Au terme d’un sprint d’anthologie de presque 500 mètres…
Oui, mais je termine 4ème l’année précédente en faisant le même sprint. J’ai regardé d’où venait le vent et j’ai fait mon sprint. D’un autre côté, en 1981, j’ai de la chance. Je crève deux fois dans le premier secteur pavé, à chaque fois avec un coéquipier près de moi qui me donne une roue. J’ai aussi contourné d’autres obstacles. Comme quand la voiture de Félix Lévitan est bloquée sur un secteur pavé et que je la contourne en passant derrière le public. Il y a des jours où tu connais un état de grâce. J’avais l’impression que tout était facile ce jour-là.

Vous n’avez pas été déstabilisé par votre chute à la sortie du Carrefour de l’Arbre ?
Non, jamais. Tu ne sais pas si tu vas gagner. Je me suis retrouvé avec tous les meilleurs : Francesco Moser, Hennie Kuiper, Roger De Vlaeminck, Marc Demeyer et Guido Van Calster. Quand je suis entré sur le vélodrome, je me suis dit que j’avais une chance de gagner. J’ai adopté la même tactique que l’année précédente, en accélérant de plus en plus. Je ne me suis pas occupé du passé sur Paris-Roubaix des coureurs qui m’entouraient. Quand je suis passé professionnel, on m’a parlé d’Eddy Merckx. Je me suis dit qu’il était comme moi. Qu’il avait deux jambes et une tête et qu’il s’en servait. Moi aussi. C’est peut-être ça ma force : je n’ai jamais connu la peur. En compétition, je ne connais pas.
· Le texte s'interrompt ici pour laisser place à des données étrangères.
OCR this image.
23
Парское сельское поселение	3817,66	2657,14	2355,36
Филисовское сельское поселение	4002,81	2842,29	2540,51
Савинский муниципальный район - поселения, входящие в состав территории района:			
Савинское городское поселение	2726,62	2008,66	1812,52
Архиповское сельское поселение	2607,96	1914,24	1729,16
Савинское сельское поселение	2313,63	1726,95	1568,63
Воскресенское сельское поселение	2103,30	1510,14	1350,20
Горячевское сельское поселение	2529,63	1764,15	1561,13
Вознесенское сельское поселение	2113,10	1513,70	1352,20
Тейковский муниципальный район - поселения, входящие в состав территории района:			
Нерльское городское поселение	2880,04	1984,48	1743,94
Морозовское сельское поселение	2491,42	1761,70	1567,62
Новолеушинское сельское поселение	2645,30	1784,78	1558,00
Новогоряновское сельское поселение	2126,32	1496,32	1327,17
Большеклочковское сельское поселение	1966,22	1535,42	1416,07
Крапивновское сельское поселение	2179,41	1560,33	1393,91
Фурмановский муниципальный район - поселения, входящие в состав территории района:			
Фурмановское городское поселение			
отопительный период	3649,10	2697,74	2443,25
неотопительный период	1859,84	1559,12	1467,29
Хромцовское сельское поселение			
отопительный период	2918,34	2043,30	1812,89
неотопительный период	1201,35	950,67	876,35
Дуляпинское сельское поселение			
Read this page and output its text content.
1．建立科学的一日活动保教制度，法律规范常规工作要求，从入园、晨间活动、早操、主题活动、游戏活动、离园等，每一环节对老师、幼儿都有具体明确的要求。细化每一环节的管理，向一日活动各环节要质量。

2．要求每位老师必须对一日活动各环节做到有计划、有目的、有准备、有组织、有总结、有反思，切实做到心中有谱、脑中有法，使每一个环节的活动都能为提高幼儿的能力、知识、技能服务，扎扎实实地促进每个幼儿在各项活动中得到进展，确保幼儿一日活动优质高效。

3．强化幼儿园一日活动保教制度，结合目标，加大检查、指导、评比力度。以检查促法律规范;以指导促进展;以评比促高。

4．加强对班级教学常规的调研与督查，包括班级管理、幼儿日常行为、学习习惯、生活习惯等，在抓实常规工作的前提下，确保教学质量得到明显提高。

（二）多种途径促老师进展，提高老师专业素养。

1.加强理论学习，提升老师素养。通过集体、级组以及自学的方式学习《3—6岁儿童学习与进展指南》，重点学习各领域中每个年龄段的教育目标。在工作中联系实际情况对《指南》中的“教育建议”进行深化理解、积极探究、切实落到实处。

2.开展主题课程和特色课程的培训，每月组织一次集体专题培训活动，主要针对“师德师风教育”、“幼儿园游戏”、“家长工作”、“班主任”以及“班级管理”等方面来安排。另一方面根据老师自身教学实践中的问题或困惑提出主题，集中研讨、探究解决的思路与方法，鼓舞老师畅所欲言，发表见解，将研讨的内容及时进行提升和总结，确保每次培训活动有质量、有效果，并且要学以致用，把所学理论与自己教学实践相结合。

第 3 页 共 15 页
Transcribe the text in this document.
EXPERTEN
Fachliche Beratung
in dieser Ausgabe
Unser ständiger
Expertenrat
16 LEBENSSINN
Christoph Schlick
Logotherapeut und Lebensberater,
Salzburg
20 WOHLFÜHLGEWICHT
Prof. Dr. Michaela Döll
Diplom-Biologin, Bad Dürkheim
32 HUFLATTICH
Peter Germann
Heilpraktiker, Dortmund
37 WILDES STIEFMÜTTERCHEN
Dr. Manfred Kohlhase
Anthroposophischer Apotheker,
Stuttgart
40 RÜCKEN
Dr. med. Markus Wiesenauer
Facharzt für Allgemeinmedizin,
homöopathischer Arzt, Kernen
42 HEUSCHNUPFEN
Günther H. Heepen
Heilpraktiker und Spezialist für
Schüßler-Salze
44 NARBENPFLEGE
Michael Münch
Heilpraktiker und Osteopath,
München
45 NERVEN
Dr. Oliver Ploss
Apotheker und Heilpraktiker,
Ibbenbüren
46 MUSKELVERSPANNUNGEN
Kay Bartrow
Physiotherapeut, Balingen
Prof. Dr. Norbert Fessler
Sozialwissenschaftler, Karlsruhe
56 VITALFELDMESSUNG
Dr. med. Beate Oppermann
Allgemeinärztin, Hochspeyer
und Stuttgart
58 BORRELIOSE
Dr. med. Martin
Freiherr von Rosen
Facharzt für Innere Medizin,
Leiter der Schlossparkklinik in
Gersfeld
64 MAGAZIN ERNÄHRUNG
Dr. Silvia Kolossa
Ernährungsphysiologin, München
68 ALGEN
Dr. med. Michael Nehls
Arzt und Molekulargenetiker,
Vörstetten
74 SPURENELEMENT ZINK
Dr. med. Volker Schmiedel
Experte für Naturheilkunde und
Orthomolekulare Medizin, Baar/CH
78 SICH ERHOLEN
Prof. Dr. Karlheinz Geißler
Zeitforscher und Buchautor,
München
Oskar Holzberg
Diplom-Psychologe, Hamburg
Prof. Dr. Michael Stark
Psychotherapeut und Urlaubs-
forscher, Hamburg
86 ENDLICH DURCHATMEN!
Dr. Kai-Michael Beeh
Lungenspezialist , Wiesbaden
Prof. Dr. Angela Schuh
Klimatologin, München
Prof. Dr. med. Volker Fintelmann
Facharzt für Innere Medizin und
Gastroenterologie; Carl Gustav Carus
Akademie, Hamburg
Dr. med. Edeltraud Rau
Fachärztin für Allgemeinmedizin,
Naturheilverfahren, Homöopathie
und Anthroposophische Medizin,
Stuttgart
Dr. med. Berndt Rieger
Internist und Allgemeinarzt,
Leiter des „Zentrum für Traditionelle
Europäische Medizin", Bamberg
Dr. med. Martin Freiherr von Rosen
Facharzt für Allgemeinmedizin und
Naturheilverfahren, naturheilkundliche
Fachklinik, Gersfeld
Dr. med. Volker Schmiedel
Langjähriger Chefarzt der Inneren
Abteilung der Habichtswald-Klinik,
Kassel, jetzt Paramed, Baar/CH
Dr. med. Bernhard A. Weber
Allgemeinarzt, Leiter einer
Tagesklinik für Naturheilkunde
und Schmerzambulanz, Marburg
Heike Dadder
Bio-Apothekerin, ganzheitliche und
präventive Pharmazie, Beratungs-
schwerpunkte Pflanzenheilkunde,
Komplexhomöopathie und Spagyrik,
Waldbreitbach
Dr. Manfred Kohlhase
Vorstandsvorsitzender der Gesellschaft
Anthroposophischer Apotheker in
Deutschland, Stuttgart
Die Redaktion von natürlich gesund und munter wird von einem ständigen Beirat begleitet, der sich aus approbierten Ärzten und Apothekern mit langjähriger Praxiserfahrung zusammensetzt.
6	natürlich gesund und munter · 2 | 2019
Jugez-vous encore que Paris-Roubaix est une hérésie comme vous l’aviez affirmé à l’époque ?
Ce qu’il faut comprendre, c’est que si tu tombes à Paris-Roubaix et que tu te casses quelque chose, tu ne peux pas gagner le Tour ! Prendre le risque de faire Paris-Roubaix, de chuter et de rater le Tour, ce n’était pas pour moi. Je préférais le Tour. Par contre, un Gilbert Duclos-Lassalle, un Marc Madiot, un Roger De Vlaeminck, un Francesco Moser ou aujourd’hui un Fabian Cancellera ou un Tom Boonen, savent qu’ils ne peuvent pas gagner le Tour. Donc, ils ciblent un objectif qu’ils sont capables d’atteindre.

Votre participation lors de l’année de votre victoire ne doit donc qu’à votre titre de champion du monde ?
Il faut savoir qu’à l’époque les organisateurs nous obligeaient à faire Paris-Roubaix ! Je ne l’ai jamais vraiment préparé. J’ai dû le finir trois fois : je fais 11ème, 4ème et 1er. Ensuite, j’ai dit au revoir et je m’en fichais éperdument.

Propos recueillis à Roubaix le 11 avril 2014.